Malcolm Rio
Malcolm Rio (he/they) is a Providence-based graphic and architectural designer and thinker. They are currently a PhD student in Columbia University’s Department of Architectural History and Theory, where they research the historical intersections of race, sexuality, kinship and nation building in the 18th–20th centuries.
Rio holds a Master of Science in Architecture Studies (SMArchS) from Massachusetts Institute of Technology, where they were recognized with the 2019 SMArchS Thesis Prize and the Arthur Rotch Special Prize for research on the urbanism of house-ballroom culture in New York City titled Drag Hinge: “Reading” the Scales between Architecture and Urbanism (2019).

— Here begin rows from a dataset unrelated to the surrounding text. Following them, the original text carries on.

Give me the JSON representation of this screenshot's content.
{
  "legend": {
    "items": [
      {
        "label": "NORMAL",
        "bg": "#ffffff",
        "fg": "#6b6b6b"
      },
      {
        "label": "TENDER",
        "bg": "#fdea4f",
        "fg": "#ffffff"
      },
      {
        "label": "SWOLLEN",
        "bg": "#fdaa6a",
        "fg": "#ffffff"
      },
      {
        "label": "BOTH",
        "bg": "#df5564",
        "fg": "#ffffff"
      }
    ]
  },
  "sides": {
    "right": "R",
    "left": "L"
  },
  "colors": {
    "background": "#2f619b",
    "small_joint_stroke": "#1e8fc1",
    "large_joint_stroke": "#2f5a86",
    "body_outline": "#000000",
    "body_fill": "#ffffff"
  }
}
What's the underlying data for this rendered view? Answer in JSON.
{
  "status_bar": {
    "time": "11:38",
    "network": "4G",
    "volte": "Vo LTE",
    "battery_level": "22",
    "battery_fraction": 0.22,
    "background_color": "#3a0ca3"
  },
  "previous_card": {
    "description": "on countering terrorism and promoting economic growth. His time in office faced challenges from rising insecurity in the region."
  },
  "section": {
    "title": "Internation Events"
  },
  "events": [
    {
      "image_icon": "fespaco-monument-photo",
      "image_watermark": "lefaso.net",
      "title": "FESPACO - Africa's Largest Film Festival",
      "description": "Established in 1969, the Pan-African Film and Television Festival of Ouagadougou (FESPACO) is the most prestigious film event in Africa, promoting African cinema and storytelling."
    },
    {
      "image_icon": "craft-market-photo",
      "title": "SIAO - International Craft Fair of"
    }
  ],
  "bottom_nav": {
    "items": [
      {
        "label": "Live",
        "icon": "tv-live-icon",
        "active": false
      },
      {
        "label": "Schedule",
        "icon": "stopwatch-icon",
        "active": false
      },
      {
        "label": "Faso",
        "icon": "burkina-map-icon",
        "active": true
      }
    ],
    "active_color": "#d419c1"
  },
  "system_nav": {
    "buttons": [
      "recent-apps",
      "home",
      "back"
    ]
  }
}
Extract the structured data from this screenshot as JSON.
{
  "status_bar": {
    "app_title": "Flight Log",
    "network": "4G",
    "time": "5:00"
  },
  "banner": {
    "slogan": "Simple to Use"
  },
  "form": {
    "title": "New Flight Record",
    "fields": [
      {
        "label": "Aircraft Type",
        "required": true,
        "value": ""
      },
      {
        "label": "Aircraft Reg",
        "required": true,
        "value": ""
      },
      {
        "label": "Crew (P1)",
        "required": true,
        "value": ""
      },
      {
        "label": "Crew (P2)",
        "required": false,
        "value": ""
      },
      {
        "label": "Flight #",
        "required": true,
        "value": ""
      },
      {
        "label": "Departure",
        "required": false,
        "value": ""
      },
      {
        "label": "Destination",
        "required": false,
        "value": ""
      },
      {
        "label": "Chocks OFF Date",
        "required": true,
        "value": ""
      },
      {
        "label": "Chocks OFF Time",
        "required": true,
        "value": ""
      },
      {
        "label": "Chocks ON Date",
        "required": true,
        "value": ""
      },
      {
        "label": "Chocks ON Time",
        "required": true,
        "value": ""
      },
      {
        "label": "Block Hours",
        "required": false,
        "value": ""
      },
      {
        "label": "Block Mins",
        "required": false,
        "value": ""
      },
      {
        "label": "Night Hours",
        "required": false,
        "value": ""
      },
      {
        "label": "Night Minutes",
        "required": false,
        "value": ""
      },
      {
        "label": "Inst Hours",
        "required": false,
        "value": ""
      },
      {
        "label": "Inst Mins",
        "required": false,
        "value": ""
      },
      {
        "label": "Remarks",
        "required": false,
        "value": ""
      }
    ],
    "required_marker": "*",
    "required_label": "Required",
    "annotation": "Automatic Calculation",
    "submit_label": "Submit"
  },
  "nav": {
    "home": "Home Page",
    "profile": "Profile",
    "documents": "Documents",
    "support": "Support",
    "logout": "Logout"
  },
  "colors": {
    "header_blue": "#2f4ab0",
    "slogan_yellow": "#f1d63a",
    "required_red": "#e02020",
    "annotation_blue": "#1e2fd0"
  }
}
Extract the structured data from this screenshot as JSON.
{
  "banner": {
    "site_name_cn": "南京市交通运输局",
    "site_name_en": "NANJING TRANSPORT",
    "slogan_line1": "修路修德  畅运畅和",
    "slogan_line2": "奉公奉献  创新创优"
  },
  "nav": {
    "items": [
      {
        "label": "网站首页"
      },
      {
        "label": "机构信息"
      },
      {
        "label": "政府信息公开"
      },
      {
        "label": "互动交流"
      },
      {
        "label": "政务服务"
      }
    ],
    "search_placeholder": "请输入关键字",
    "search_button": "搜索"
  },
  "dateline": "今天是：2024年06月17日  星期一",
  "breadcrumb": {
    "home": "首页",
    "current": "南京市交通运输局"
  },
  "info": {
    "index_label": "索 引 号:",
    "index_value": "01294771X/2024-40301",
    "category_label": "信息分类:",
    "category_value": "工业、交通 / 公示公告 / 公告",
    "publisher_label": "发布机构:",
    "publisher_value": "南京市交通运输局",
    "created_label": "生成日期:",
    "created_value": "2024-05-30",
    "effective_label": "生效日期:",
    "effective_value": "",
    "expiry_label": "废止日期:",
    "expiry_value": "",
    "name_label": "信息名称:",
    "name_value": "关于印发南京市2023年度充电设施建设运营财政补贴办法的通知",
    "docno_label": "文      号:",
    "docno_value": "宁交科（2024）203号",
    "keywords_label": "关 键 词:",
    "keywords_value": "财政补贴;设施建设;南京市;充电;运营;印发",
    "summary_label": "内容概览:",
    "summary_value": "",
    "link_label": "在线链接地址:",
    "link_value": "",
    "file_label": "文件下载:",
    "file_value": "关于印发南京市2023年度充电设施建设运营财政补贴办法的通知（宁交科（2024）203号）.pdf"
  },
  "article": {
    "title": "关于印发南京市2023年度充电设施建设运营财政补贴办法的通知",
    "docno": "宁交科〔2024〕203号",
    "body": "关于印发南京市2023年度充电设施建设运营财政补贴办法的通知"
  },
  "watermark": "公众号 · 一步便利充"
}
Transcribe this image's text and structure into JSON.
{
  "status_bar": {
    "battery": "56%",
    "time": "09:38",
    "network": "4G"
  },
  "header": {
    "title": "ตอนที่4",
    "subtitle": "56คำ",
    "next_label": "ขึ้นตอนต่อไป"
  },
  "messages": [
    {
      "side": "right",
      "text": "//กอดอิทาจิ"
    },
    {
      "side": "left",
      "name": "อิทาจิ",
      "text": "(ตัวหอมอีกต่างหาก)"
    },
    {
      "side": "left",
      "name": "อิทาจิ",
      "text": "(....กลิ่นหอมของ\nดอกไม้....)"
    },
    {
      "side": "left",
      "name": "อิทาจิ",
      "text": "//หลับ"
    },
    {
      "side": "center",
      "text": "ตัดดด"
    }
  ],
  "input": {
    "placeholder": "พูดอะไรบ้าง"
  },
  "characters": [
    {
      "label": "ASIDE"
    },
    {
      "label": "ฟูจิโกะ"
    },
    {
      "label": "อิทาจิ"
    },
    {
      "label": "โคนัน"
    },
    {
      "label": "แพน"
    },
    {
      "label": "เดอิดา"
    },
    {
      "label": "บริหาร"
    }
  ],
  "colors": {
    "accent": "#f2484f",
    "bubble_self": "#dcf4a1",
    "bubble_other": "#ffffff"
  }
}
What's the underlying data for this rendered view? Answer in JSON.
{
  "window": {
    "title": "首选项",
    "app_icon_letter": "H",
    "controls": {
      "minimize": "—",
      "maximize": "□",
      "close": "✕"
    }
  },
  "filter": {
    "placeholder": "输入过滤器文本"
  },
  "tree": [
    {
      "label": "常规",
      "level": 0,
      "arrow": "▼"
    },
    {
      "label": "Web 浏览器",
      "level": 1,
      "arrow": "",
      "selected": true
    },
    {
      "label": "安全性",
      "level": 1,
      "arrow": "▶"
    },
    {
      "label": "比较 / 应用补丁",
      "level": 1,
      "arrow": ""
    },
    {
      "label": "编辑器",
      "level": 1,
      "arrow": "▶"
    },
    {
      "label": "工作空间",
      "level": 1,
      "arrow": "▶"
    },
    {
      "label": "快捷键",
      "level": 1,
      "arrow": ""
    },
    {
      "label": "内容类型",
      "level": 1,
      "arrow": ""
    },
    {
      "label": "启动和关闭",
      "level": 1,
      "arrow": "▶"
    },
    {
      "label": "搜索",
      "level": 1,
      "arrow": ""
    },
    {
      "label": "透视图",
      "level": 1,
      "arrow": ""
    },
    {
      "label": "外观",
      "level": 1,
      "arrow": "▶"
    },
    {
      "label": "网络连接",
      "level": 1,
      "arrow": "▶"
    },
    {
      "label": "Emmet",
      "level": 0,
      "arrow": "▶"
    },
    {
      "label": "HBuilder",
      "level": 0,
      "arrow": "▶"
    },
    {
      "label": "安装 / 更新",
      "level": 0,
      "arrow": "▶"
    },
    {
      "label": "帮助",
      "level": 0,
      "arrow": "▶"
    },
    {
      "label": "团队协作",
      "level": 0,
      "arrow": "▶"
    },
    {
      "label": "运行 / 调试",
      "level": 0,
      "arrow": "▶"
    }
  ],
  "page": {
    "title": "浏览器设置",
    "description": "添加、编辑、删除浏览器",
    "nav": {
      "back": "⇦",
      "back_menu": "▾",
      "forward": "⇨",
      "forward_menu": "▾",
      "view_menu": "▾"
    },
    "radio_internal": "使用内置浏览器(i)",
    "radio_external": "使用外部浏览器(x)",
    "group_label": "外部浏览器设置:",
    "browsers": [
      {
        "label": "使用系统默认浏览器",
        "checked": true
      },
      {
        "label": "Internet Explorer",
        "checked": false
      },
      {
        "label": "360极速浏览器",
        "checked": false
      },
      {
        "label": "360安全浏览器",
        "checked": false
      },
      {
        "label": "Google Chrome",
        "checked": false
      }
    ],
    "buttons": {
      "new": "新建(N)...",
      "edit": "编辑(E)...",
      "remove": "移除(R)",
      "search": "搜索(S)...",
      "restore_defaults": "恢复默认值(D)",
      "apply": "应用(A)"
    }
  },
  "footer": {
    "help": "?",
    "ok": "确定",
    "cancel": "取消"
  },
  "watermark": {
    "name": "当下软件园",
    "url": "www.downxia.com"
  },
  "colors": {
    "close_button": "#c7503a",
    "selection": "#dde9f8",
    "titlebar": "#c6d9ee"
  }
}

Additionally, Rio has earned a Master of Architecture from RISD, and both a Bachelor of Science in Philosophy and a Bachelor of Fine Art in Art + Design from Towson University. From 2015–17, Rio was among the inaugural cohort of AICAD Postgraduate Teaching Fellows, through which they taught at the Maryland Institute College of Art (MICA) in the areas of foundation studies, graphic design and architectural design.
Rio’s scholarship, criticism and interviews have appeared in Thresholds, Avery Review, The New York Review of Architecture, ArchitectureMPS and Pidgin, as well as in forthcoming books like Living Room, a volume on sexuality, gender and architecture edited by Sophie Hochhäusl.